Explain to your child that numbers in the units column are represented using the 1 to 9 frames. Numbers in the tens column must be made using the blue 10 frames. 

Continue to practise making teen numbers, referring to the tens and units columns as you go along. 

Once your child is confident in forming teens numbers with the Numicon, you can start going over 20. 

You may also find it helpful to make some multiples of 10, like 50. This will highlight to your child that multiples of 10 only require the ten frames and no units. 

4. Making Doubles

Set out the Numicon so that you have two of each frame. Ask your child to double each number in turn, e.g. say “show me double 3”; your should should take two 3 frames and put them together. Once your child has done this, they can tell you which number they’ve made. 

This is an another activity you should do regularly for a few minutes, picking up the pace each time. 


To practise doubles further, set out the 1 to 6 frames in pairs to make 2, 4, 6, 8, 10 and 12. Ask your child to lay the Numicon number cards underneath. Test them again on double each number.
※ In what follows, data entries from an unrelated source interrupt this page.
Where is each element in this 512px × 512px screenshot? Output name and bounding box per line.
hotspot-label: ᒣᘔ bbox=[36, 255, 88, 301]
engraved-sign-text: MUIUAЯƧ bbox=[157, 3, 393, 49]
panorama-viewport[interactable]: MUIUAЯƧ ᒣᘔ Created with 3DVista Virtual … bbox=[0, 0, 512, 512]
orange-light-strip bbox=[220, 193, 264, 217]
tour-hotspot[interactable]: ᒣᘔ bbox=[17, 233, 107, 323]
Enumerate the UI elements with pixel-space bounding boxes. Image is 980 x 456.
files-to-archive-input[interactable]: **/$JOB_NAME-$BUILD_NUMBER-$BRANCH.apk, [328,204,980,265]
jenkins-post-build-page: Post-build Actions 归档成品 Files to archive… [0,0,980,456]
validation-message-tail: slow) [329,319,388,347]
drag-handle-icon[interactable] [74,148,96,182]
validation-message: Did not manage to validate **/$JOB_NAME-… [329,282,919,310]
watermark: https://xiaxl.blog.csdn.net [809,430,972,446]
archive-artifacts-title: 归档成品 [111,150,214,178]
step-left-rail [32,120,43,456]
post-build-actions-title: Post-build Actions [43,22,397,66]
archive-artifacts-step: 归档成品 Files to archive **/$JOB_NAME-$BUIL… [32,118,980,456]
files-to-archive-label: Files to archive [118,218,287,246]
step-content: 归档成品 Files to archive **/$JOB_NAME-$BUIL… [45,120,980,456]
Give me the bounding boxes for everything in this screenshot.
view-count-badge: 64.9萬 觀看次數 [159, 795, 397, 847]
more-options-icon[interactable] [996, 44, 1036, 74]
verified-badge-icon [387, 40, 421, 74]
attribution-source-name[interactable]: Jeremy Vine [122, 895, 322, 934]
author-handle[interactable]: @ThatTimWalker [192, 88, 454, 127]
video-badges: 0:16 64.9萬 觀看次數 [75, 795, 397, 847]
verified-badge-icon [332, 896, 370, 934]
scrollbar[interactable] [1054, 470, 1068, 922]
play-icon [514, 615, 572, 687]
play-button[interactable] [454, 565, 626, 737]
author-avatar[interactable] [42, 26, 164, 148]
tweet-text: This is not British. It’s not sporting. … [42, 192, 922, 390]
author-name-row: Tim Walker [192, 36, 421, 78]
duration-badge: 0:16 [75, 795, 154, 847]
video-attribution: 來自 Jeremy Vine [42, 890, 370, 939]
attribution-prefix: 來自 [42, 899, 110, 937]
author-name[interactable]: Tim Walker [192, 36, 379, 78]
Once they have started to memorise the doubles from 1 to 6, you can move on to doubles of 7 to 12. 

When your child has learnt their doubles, you can move on to learning the two times table.

5. Bonds to 10

Children that attend tuition with us will have already been told some number stories using the Ten Town characters to help them to remember their bonds. This is done to provide further visual support for learning the bonds to 10. If your child is unfamiliar with the Ten Town characters, you can use the Numicon in isolation.

Start practising bonds to 10 by introducing the concept of trying to find two frames that will fit on top of the ten frame (much like you did when practising addition facts). 

If you put down a 9, your child will need to find which number will fit in the remaining space to make ten. Once they have found the correct frame, you can review the fact that 9 + 1 = 10. 

Once you’ve reviewed these pairs a few times, you can start increasing your speed. E.g. if you say, \”What goes with 7?” your child should quickly pick up a 3 and same the name of the number.